Unveiling Defect-Mediated Charge-Carrier Recombination at the Nanometer Scale in Polycrystalline Solar Cells.

Solar cells made of polycrystalline thin-films can outperform their single-crystalline counterparts despite the presence of grain boundaries (GBs). To unveil the influence of GBs, high spatial resolution characterization techniques are needed to measure local properties in their vicinity. However, results obtained using single technique may provide limited aspects about the GB effect. Here, we employ two techniques, near-field scanning photocurrent microscopy (NSPM) and scanning transmission electron microscope based cathodoluminescence spectroscopy (STEM-CL), to characterize CdTe solar cells at the nanoscale. The signal contrast from the grain interiors (GIs) to the GBs, for high-efficiency cells where CdTe is deposited at a high substrate temperature (500 °C) and treated by CdCl, is found reverse from one technique to another. NSPM reveals increased photocurrents at the GBs, while STEM-CL shows reduced CL intensity and energy redshifts of the spectral peak at the GBs.
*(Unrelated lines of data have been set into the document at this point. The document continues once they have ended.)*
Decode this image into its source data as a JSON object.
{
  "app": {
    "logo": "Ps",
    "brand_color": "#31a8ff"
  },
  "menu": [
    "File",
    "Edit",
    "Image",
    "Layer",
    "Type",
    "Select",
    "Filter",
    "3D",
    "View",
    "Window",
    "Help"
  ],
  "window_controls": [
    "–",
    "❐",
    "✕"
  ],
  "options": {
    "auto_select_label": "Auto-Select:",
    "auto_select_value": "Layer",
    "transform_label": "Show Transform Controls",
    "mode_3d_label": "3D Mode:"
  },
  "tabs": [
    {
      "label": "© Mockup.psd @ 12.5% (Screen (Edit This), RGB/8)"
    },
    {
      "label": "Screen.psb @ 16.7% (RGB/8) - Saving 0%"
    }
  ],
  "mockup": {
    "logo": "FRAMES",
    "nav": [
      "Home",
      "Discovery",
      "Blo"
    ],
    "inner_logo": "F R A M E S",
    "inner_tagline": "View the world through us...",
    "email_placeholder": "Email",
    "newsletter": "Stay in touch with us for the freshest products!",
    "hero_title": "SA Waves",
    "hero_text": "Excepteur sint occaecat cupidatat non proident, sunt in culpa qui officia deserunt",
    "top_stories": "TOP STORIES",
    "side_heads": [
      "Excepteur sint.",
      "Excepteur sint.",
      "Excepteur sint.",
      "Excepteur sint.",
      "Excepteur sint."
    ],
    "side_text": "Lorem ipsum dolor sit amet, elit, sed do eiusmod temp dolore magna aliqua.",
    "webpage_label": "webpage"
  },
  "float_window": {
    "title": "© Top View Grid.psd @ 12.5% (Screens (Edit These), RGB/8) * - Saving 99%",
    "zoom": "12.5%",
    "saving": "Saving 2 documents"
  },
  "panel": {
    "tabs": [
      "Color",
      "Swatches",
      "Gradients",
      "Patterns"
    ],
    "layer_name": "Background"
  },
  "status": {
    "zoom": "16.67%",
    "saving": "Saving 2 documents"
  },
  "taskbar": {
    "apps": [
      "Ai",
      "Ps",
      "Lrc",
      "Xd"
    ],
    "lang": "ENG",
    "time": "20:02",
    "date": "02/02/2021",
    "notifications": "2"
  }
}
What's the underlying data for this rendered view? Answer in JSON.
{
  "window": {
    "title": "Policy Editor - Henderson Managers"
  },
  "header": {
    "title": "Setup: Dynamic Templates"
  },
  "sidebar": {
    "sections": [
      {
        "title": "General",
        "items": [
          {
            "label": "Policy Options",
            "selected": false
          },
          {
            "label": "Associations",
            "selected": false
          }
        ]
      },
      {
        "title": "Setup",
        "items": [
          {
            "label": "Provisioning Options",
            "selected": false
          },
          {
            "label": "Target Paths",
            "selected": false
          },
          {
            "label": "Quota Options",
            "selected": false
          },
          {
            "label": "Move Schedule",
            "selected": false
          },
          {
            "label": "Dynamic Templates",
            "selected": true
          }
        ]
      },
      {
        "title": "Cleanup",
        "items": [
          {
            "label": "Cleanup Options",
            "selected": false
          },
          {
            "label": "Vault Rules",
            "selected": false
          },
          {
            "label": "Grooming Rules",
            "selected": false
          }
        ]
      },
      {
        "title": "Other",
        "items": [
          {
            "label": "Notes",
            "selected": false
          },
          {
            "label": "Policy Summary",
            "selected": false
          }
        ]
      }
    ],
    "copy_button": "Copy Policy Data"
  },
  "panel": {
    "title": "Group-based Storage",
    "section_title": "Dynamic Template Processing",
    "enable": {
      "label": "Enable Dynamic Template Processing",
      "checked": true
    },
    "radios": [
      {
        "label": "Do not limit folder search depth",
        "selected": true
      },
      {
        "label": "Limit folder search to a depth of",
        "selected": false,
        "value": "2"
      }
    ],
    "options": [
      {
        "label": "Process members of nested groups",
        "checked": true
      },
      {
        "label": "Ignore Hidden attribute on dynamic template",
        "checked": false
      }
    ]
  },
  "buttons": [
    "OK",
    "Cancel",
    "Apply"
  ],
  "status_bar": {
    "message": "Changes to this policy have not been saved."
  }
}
The results are attributed to the increased nonradiative recombination and the band bending mediated by the surface defects and the shallow-level defects at GBs, respectively. We discuss the advantages of sample geometry for room-temperature STEM-CL and present numerical simulations as well as analytical models to extract the ratio of GB recombination velocity to minority carrier diffusivity that can be used for evaluating the GB effect in other polycrystalline solar cells.